When we were first married my wife insisted I put the seat down on the toilet after I used it. Personally, I figured she could just as easily put it down as I could lift it up. To compromise, I took it upon myself to just leave the seat down when I used it. No up and down would be labor-saving for both of us and would probably add years of use to the seat hinge.
At seven in the morning after the first night of the compromise, my wife let me know in a very loud voice, while wiping her rear off with a wash cloth, that my compromise was not acceptable–I hadn’t calculated how inaccurate my aim can be in the middle of the night when I’m half-asleep.
Now we put the seat and the lid down on the toilet when we’re done. Anytime either of us uses it, something has to be lifted, but at least the water droplets don’t swirl around and coat everything within ten feet when we flush, (or so they say) and my wife doesn’t take an unscheduled sitz bath in the middle of the night. I also figure all that bending over is good exercise and should allow me to eat an extra doughnut or two. (Come on, work with me.)
There are always things you have to work out in any relationship. It’s the same with friends. You have to work hard to make some friendships work. Sometimes it seems like the other side isn’t even trying. There is always that one person you have to go the extra mile to meet them halfway. Every group of friends has one. Think hard and I’m sure you know which one of your friends I’m talking about. If you can’t think of anyone, it’s probably you.

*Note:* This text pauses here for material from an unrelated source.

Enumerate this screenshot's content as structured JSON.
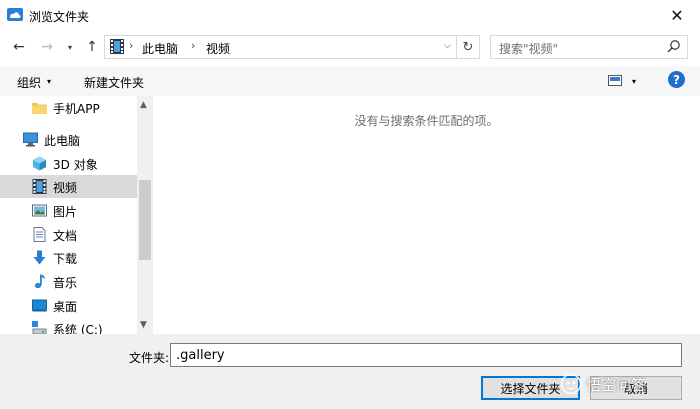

Writers love that disagreeable friend. They’re a gold mine. A writer can get so much information out using a person like that in a novel. In my first novel In The Sticks Rhonda Oleson was that friend. She was brash, forward, self-centered and demanded her way at all times. I loved writing her, and the way the other characters reacted to her said so much about them. I don’t think I could tolerate her as a real friend. Someone that outgoing and demanding would bother me. I’ve become rather laid back as I’ve aged, although I’m not above taking a risk now and then. Sometimes I’m such a rebel I even annoy me.
When writing, it’s nice to use characters, especially minor characters, to get information to the reader. A group of people sitting around playing cards can deliver all the information you need to fill out a mystery. You can define people, their personalities and their emotions just through conversation. In real life it doesn’t work that way. Take a group of men. Men will talk about beautiful women, sports, whose farts smell worse and some really gross things, but they don’t talk about their feelings no matter what has happened in their lives. If a man even says, “I feel the Ravens will win the Super Bowl next year.” All the other men will turn their heads and snicker because he said feel. Men in a group don’t feel. A conversation with a group of men will usually go something like this:
Ed: I think I’ll have another slab of this Colby cheese. I don’t have to worry about the cholesterol now that I only have two months to live.
Ben: You only have two months to live? You lucky stiff. I never get to eat cheese anymore. Gives me gas.
Ted: Looks like you won’t need your bass boat next spring and your wife, Cathy, doesn’t fish, so how much do you want for it?
John: Hey Ed, since you’re going to die anyway, would you mind if I asked Cathy out?
Ed: That would be up to Cathy.
John (Taking out his cell phone): Is she home right now?
Two guys will sometimes talk about their feelings with each other–if they’ve been friends since birth and one of them had his arm chopped off and the other one clamped the artery with his teeth to keep him from bleeding to death. Even then they don’t talk about feelings much, because the dirty secret is men don’t have many feelings. We don’t look for the deep emotional significance behind everything that happens. If Bob doesn’t have one of our brownies, a guy doesn’t think it’s because the last time we colored our hair it accidentally ended up the same glorious golden blond as Bob’s hair, and now he hates us because he thinks we copied him, and not taking a brownie is his way of giving us the finger. Guys figure Bob just didn’t want a brownie.
Thinking like that works great for writing mysteries. A wife can see her husband left the toilet seat up, and she knows that her husband’s real name is actually Yuri Bartoszewicz. He has ties to the former KGB and is plotting to sell genetic altered seed corn to the Chinese communists as soon as he kills her and runs her body through an industrial paper shredder. A writer can get a lot of information out there in a short space. Now I need to go. I just thought of a good storyline for a novel, and I have to go to the bathroom.